Streptococcus sanguinis is a facultative anaerobic member of the Viridians Streptococcus group. The commensal is usually found in the human nasopharynx, where it is seen as an antagonist for pathogens. However, it can also colonize the gut and is considered one of the most common pathogens for infective endocarditis when it enters the bloodstream. Therefore, a deeper understanding of the metabolism of S. sanguinis can help to develop new control methods. Genome-scale metabolic models are a valuable tool for this. Based on the annotated genome sequence of an organism and the reactions and metabolites based on it, they offer the possibility of simulating the entire metabolism in the computer.
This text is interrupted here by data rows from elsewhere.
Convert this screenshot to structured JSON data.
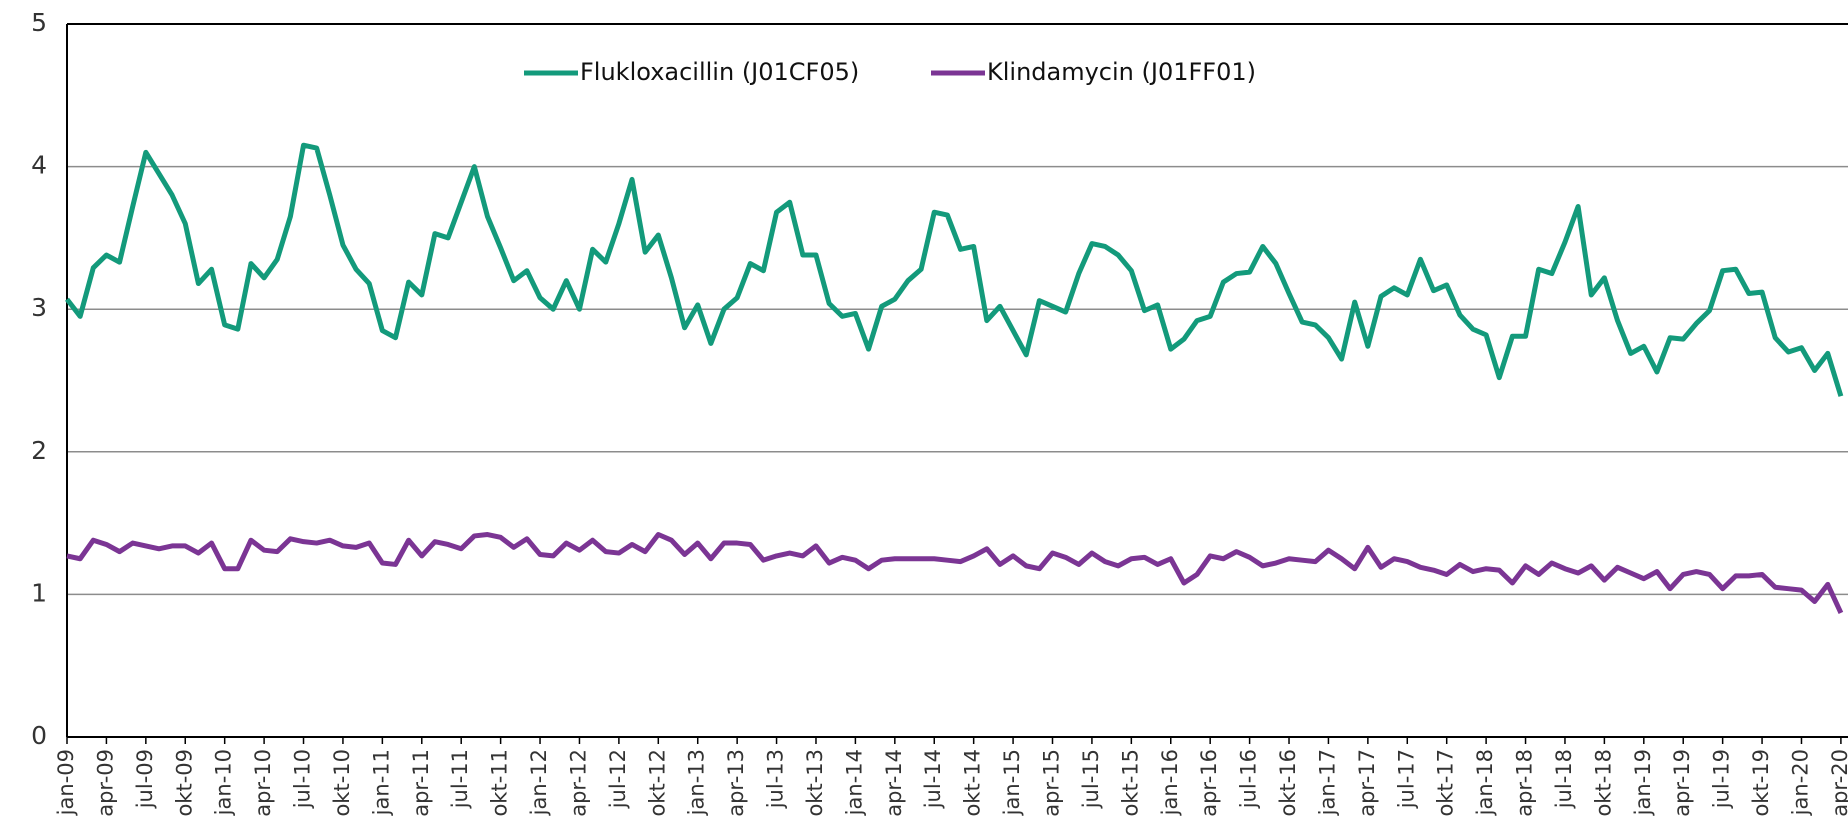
{
  "chart_data": {
    "type": "line",
    "categories": [
      "jan-09",
      null,
      null,
      "apr-09",
      null,
      null,
      "jul-09",
      null,
      null,
      "okt-09",
      null,
      null,
      "jan-10",
      null,
      null,
      "apr-10",
      null,
      null,
      "jul-10",
      null,
      null,
      "okt-10",
      null,
      null,
      "jan-11",
      null,
      null,
      "apr-11",
      null,
      null,
      "jul-11",
      null,
      null,
      "okt-11",
      null,
      null,
      "jan-12",
      null,
      null,
      "apr-12",
      null,
      null,
      "jul-12",
      null,
      null,
      "okt-12",
      null,
      null,
      "jan-13",
      null,
      null,
      "apr-13",
      null,
      null,
      "jul-13",
      null,
      null,
      "okt-13",
      null,
      null,
      "jan-14",
      null,
      null,
      "apr-14",
      null,
      null,
      "jul-14",
      null,
      null,
      "okt-14",
      null,
      null,
      "jan-15",
      null,
      null,
      "apr-15",
      null,
      null,
      "jul-15",
      null,
      null,
      "okt-15",
      null,
      null,
      "jan-16",
      null,
      null,
      "apr-16",
      null,
      null,
      "jul-16",
      null,
      null,
      "okt-16",
      null,
      null,
      "jan-17",
      null,
      null,
      "apr-17",
      null,
      null,
      "jul-17",
      null,
      null,
      "okt-17",
      null,
      null,
      "jan-18",
      null,
      null,
      "apr-18",
      null,
      null,
      "jul-18",
      null,
      null,
      "okt-18",
      null,
      null,
      "jan-19",
      null,
      null,
      "apr-19",
      null,
      null,
      "jul-19",
      null,
      null,
      "okt-19",
      null,
      null,
      "jan-20",
      null,
      null,
      "apr-20"
    ],
    "series": [
      {
        "name": "Flukloxacillin (J01CF05)",
        "color": "#139a7b",
        "values": [
          3.07,
          2.95,
          3.29,
          3.38,
          3.33,
          3.72,
          4.1,
          3.95,
          3.8,
          3.6,
          3.18,
          3.28,
          2.89,
          2.86,
          3.32,
          3.22,
          3.35,
          3.65,
          4.15,
          4.13,
          3.8,
          3.45,
          3.28,
          3.18,
          2.85,
          2.8,
          3.19,
          3.1,
          3.53,
          3.5,
          3.75,
          4.0,
          3.65,
          3.43,
          3.2,
          3.27,
          3.08,
          3.0,
          3.2,
          3.0,
          3.42,
          3.33,
          3.6,
          3.91,
          3.4,
          3.52,
          3.22,
          2.87,
          3.03,
          2.76,
          3.0,
          3.08,
          3.32,
          3.27,
          3.68,
          3.75,
          3.38,
          3.38,
          3.04,
          2.95,
          2.97,
          2.72,
          3.02,
          3.07,
          3.2,
          3.28,
          3.68,
          3.66,
          3.42,
          3.44,
          2.92,
          3.02,
          2.85,
          2.68,
          3.06,
          3.02,
          2.98,
          3.25,
          3.46,
          3.44,
          3.38,
          3.27,
          2.99,
          3.03,
          2.72,
          2.79,
          2.92,
          2.95,
          3.19,
          3.25,
          3.26,
          3.44,
          3.32,
          3.11,
          2.91,
          2.89,
          2.8,
          2.65,
          3.05,
          2.74,
          3.09,
          3.15,
          3.1,
          3.35,
          3.13,
          3.17,
          2.96,
          2.86,
          2.82,
          2.52,
          2.81,
          2.81,
          3.28,
          3.25,
          3.47,
          3.72,
          3.1,
          3.22,
          2.92,
          2.69,
          2.74,
          2.56,
          2.8,
          2.79,
          2.9,
          2.99,
          3.27,
          3.28,
          3.11,
          3.12,
          2.8,
          2.7,
          2.73,
          2.57,
          2.69,
          2.39
        ]
      },
      {
        "name": "Klindamycin (J01FF01)",
        "color": "#7b3594",
        "values": [
          1.27,
          1.25,
          1.38,
          1.35,
          1.3,
          1.36,
          1.34,
          1.32,
          1.34,
          1.34,
          1.29,
          1.36,
          1.18,
          1.18,
          1.38,
          1.31,
          1.3,
          1.39,
          1.37,
          1.36,
          1.38,
          1.34,
          1.33,
          1.36,
          1.22,
          1.21,
          1.38,
          1.27,
          1.37,
          1.35,
          1.32,
          1.41,
          1.42,
          1.4,
          1.33,
          1.39,
          1.28,
          1.27,
          1.36,
          1.31,
          1.38,
          1.3,
          1.29,
          1.35,
          1.3,
          1.42,
          1.38,
          1.28,
          1.36,
          1.25,
          1.36,
          1.36,
          1.35,
          1.24,
          1.27,
          1.29,
          1.27,
          1.34,
          1.22,
          1.26,
          1.24,
          1.18,
          1.24,
          1.25,
          1.25,
          1.25,
          1.25,
          1.24,
          1.23,
          1.27,
          1.32,
          1.21,
          1.27,
          1.2,
          1.18,
          1.29,
          1.26,
          1.21,
          1.29,
          1.23,
          1.2,
          1.25,
          1.26,
          1.21,
          1.25,
          1.08,
          1.14,
          1.27,
          1.25,
          1.3,
          1.26,
          1.2,
          1.22,
          1.25,
          1.24,
          1.23,
          1.31,
          1.25,
          1.18,
          1.33,
          1.19,
          1.25,
          1.23,
          1.19,
          1.17,
          1.14,
          1.21,
          1.16,
          1.18,
          1.17,
          1.08,
          1.2,
          1.14,
          1.22,
          1.18,
          1.15,
          1.2,
          1.1,
          1.19,
          1.15,
          1.11,
          1.16,
          1.04,
          1.14,
          1.16,
          1.14,
          1.04,
          1.13,
          1.13,
          1.14,
          1.05,
          1.04,
          1.03,
          0.95,
          1.07,
          0.87
        ]
      }
    ],
    "ylim": [
      0,
      5
    ],
    "yticks": [
      0,
      1,
      2,
      3,
      4,
      5
    ],
    "grid": true,
    "legend": "top"
  }
}
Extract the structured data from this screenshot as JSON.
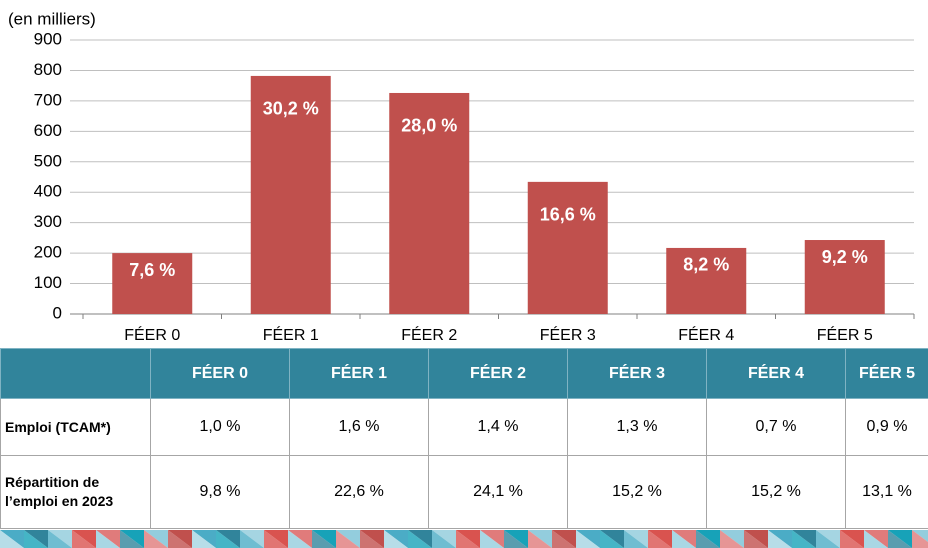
{
  "chart_data": {
    "type": "bar",
    "y_label": "(en milliers)",
    "categories": [
      "FÉER 0",
      "FÉER 1",
      "FÉER 2",
      "FÉER 3",
      "FÉER 4",
      "FÉER 5"
    ],
    "values": [
      200,
      782,
      726,
      434,
      217,
      243
    ],
    "shares": [
      7.6,
      30.2,
      28.0,
      16.6,
      8.2,
      9.2
    ],
    "share_labels": [
      "7,6 %",
      "30,2 %",
      "28,0 %",
      "16,6 %",
      "8,2 %",
      "9,2 %"
    ],
    "color": "#c0504d",
    "ylim": [
      0,
      900
    ],
    "yticks": [
      0,
      100,
      200,
      300,
      400,
      500,
      600,
      700,
      800,
      900
    ],
    "grid": true
  },
  "table": {
    "header": [
      "FÉER 0",
      "FÉER 1",
      "FÉER 2",
      "FÉER 3",
      "FÉER 4",
      "FÉER 5"
    ],
    "rows": [
      {
        "label": "Emploi (TCAM*)",
        "cells": [
          "1,0 %",
          "1,6 %",
          "1,4 %",
          "1,3 %",
          "0,7 %",
          "0,9 %"
        ]
      },
      {
        "label": "Répartition de l’emploi en 2023",
        "cells": [
          "9,8 %",
          "22,6 %",
          "24,1 %",
          "15,2 %",
          "15,2 %",
          "13,1 %"
        ]
      }
    ]
  }
}
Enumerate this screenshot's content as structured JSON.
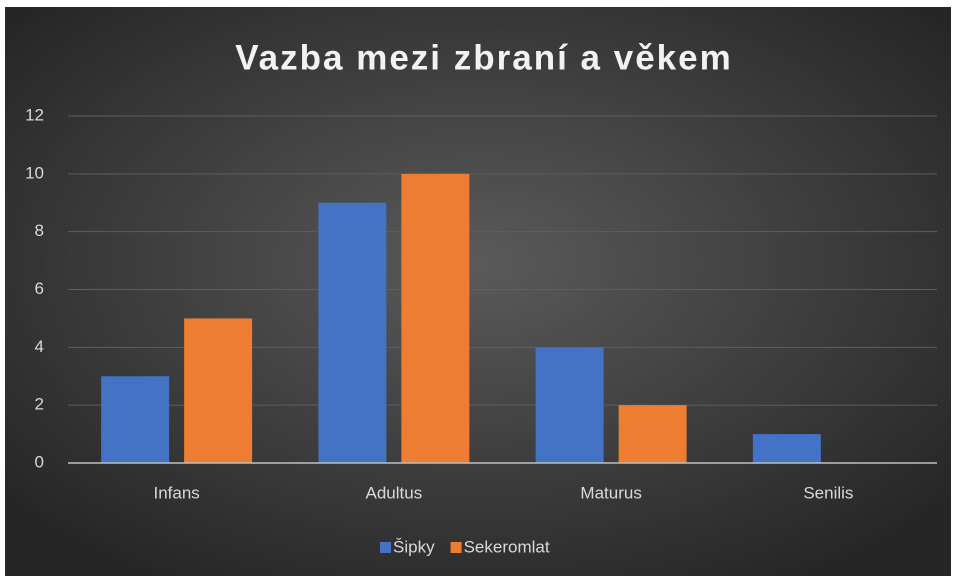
{
  "chart_data": {
    "type": "bar",
    "title": "Vazba mezi zbraní a věkem",
    "categories": [
      "Infans",
      "Adultus",
      "Maturus",
      "Senilis"
    ],
    "series": [
      {
        "name": "Šipky",
        "color": "#4472c4",
        "values": [
          3,
          9,
          4,
          1
        ]
      },
      {
        "name": "Sekeromlat",
        "color": "#ed7d31",
        "values": [
          5,
          10,
          2,
          0
        ]
      }
    ],
    "ylim": [
      0,
      12
    ],
    "yticks": [
      0,
      2,
      4,
      6,
      8,
      10,
      12
    ],
    "grid": true,
    "legend": "bottom"
  }
}
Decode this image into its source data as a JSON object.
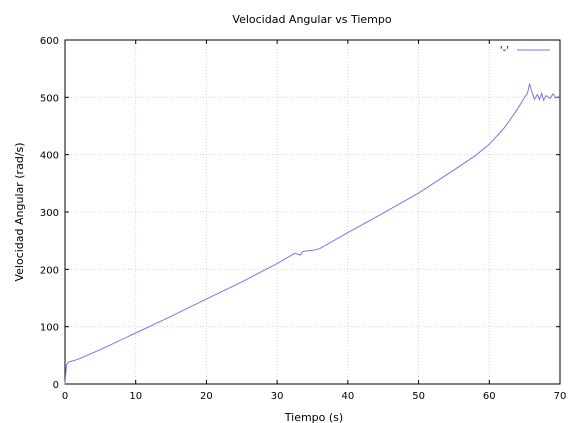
{
  "chart_data": {
    "type": "line",
    "title": "Velocidad Angular vs Tiempo",
    "xlabel": "Tiempo (s)",
    "ylabel": "Velocidad Angular (rad/s)",
    "xlim": [
      0,
      70
    ],
    "ylim": [
      0,
      600
    ],
    "x_ticks": [
      "0",
      "10",
      "20",
      "30",
      "40",
      "50",
      "60",
      "70"
    ],
    "y_ticks": [
      "0",
      "100",
      "200",
      "300",
      "400",
      "500",
      "600"
    ],
    "grid": true,
    "legend_position": "top-right",
    "series": [
      {
        "name": "'-'",
        "color": "#7777ee",
        "x": [
          0,
          0.2,
          0.5,
          1,
          2,
          5,
          10,
          15,
          20,
          25,
          30,
          32.5,
          33,
          33.3,
          33.6,
          34,
          35,
          36,
          40,
          45,
          50,
          55,
          58,
          60,
          62,
          63,
          64,
          65,
          65.4,
          65.7,
          66,
          66.4,
          66.8,
          67.1,
          67.4,
          67.7,
          68,
          68.3,
          68.6,
          69,
          69.4,
          69.7,
          70
        ],
        "y": [
          0,
          33,
          38,
          40,
          44,
          60,
          89,
          118,
          148,
          178,
          210,
          228,
          226,
          225,
          231,
          232,
          233,
          236,
          264,
          298,
          333,
          373,
          398,
          418,
          445,
          462,
          480,
          500,
          507,
          524,
          510,
          497,
          505,
          496,
          507,
          495,
          503,
          501,
          498,
          506,
          499,
          501,
          500
        ]
      }
    ]
  }
}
In this way, such models can support experimental biomedical research. However, creating such models is a complex process that cannot yet be fully automated. For example, automatically generated metabolic models often contain energy-generating cycles contradicting introductory thermodynamics. In this work, Tobias Fehrenbach developed a tool that detects and removes such cycles. By applying this method, he created a strain-specific model of the opportunistic pathogenic bacterium Streptococcus sanguinis SK1 that meets the current systems biology standards.